Но тогда война была еще близко, она еще погромыхивала где-то в недалекой запредельности истории. В каком-то смысле война еще продолжалась, тлела болью в громадной ране деда или вдруг взрывалась бессвязными, но грозными речами дяди Саши Царева, возчика конторы Мосдачтреста, который на телеге, запряженной гнедым Орликом, развозил по дачам баллоны с газом. В Москве, в школе нам говорили, что это была последняя война, буквально последняя в истории, но мы не верили этому: что-то должно было остаться и на нашу долю. К тому же за войной тянулся такой длинный шлейф памяти взрослых, что мы так и жили в этой их памяти, как во сне или в кино…
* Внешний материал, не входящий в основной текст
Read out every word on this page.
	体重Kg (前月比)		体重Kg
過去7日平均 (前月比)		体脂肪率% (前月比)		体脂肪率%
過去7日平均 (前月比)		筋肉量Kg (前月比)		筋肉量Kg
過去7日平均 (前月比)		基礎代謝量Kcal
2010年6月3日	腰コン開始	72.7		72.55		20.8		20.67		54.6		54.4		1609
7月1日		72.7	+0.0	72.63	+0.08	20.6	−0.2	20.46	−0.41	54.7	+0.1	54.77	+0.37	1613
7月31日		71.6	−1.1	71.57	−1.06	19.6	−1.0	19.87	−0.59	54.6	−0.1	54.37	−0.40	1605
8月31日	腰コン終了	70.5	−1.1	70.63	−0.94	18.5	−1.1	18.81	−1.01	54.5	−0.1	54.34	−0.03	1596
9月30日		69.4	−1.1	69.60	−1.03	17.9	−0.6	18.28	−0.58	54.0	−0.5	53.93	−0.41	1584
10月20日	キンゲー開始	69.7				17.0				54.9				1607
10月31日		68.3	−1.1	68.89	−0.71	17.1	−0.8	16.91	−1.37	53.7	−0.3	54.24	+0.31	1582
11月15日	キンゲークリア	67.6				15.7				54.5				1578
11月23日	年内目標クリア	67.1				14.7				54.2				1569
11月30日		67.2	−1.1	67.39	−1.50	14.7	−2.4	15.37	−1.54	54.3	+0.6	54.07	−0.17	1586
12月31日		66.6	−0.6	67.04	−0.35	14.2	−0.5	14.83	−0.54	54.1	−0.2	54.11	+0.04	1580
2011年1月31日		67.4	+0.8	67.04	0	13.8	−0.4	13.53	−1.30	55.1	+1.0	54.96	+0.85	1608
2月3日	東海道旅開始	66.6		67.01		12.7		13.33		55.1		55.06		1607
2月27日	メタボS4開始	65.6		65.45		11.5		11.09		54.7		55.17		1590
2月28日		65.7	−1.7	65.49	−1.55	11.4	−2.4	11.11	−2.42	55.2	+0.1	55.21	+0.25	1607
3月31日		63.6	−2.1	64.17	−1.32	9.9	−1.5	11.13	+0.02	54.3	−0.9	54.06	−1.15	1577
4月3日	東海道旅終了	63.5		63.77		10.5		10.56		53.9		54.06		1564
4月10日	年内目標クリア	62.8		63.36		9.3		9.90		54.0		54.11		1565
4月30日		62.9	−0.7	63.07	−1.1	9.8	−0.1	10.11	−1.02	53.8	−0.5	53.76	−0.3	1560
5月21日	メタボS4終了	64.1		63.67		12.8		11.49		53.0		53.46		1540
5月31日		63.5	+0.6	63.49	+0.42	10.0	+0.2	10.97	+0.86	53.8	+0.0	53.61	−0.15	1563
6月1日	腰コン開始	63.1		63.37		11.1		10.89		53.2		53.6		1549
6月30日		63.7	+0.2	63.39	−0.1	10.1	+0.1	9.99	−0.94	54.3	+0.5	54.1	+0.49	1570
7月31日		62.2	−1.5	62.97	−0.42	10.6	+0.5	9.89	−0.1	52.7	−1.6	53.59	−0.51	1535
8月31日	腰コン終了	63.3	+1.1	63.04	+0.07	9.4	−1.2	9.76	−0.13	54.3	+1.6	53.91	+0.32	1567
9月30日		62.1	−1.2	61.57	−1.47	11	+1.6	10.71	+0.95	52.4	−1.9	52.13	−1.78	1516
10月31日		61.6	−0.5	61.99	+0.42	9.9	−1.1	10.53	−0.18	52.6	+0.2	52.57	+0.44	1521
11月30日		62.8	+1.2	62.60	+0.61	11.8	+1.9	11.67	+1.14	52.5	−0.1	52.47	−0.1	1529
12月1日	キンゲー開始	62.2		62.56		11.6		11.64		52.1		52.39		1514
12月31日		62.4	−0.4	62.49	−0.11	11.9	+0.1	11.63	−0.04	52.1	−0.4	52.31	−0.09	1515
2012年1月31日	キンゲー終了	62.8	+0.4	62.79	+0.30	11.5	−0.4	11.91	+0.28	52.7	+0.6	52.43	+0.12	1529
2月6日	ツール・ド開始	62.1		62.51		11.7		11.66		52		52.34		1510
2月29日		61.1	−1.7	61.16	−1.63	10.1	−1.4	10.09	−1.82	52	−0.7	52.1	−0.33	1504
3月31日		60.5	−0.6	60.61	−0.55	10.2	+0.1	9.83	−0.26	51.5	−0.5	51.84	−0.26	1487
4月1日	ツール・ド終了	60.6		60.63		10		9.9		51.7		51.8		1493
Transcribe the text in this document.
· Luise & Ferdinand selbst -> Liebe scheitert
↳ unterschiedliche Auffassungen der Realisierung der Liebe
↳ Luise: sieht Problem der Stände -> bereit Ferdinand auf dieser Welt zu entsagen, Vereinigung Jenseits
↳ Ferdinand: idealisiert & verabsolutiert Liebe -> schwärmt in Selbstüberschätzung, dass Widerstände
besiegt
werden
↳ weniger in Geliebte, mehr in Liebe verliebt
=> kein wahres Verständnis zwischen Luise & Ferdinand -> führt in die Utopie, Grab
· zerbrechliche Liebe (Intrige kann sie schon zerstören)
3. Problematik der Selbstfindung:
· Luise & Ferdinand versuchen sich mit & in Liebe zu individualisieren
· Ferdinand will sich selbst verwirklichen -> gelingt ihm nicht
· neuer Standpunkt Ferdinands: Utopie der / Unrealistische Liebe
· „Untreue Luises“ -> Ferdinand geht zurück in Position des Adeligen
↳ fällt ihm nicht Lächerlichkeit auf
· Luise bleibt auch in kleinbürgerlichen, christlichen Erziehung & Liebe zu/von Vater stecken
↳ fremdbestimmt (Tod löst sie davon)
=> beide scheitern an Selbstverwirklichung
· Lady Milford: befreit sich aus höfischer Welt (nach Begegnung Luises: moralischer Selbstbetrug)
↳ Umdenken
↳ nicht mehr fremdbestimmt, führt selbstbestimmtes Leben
Я вспомнил, как Наташка, моя кузина, ложилась спать на кровати в соседней комнате и перед сном в раствор двери всегда говорила мне «спокойной ночи», а потом улыбалась и, от смущения, что ли, отворачивалась, и я видел узел русых волос у нее за затылке и думал только о том, как бы подбежать и поцеловать ее в волосы. Но это потом, когда нам уже лет по двенадцать, наверно, было. А поначалу-то – только про танк, про деда, про нас: как мы шуршали в траве и по чердакам, разбирали старые пыльные осиные гнезда, ловили кузнечиков, катались на великах, и кругом было солнце – в траве солнце, в воде, в облаках, в резной тени шелестящих листьев, в волосах, в пыли, во рту, и даже губы Наташкины пахли солнцем, и мне так хотелось попробовать, но я не смел. А по вечерам на терраске мы пили кефир и слушали, как дед с бабкой поют старинные жалобные песни, которых теперь никто, наверное, не знает… И только я знаю, с детских лет знаю, из песни про какого-то бродягу всю горечь мира заключенную в слишком красиво и на распев в два голоса спетых словах: «жена найдет себе друго-о-о-ва, а м-а-а-ать сыночка ни-ког-да!» Дед с бабушкой любили ее петь, они даже как будто доставляли друг другу нарочитое удовольствие этим двухголосым распевом, а для меня это была страшная песня про невозможность любви, спетая так искренне и так просто, что меня прошибало до слез. Ибо дед с бабушкой прожили всю жизнь душа в душу, и я, глядя на них, был убежден, что только так и можно, что это и есть любовь. А тут же сами они и пели: найдет, не сомневайся, такая уж любовь злая штука. Только мать останется безутешной. Только мать. Но что мне мать, не с матерью же мне жить, господи, когда я стану взрослым-то! – широко открытыми глазами вопрошал их я. А они, не замечая этих глаз, запевали новую, потом еще одну и еще… А под конец – про «Варяг», конечно[1]. Песнь леденящей гордости. Это вместо того, чтоб хоть раз по-честному рассказать про войну. Дед-то был генерал, танкист. Мы его все допытывали – что там, на войне, было-то? А он разговоров этих не любил, уходил от них, а если мы приставали – сердился, и только иногда с кем-нибудь из старых они войну вспоминали.
1
Патриотическая песня о гибели русского крейсера «Варяг» в бою с японской эскадрой в 1904 году.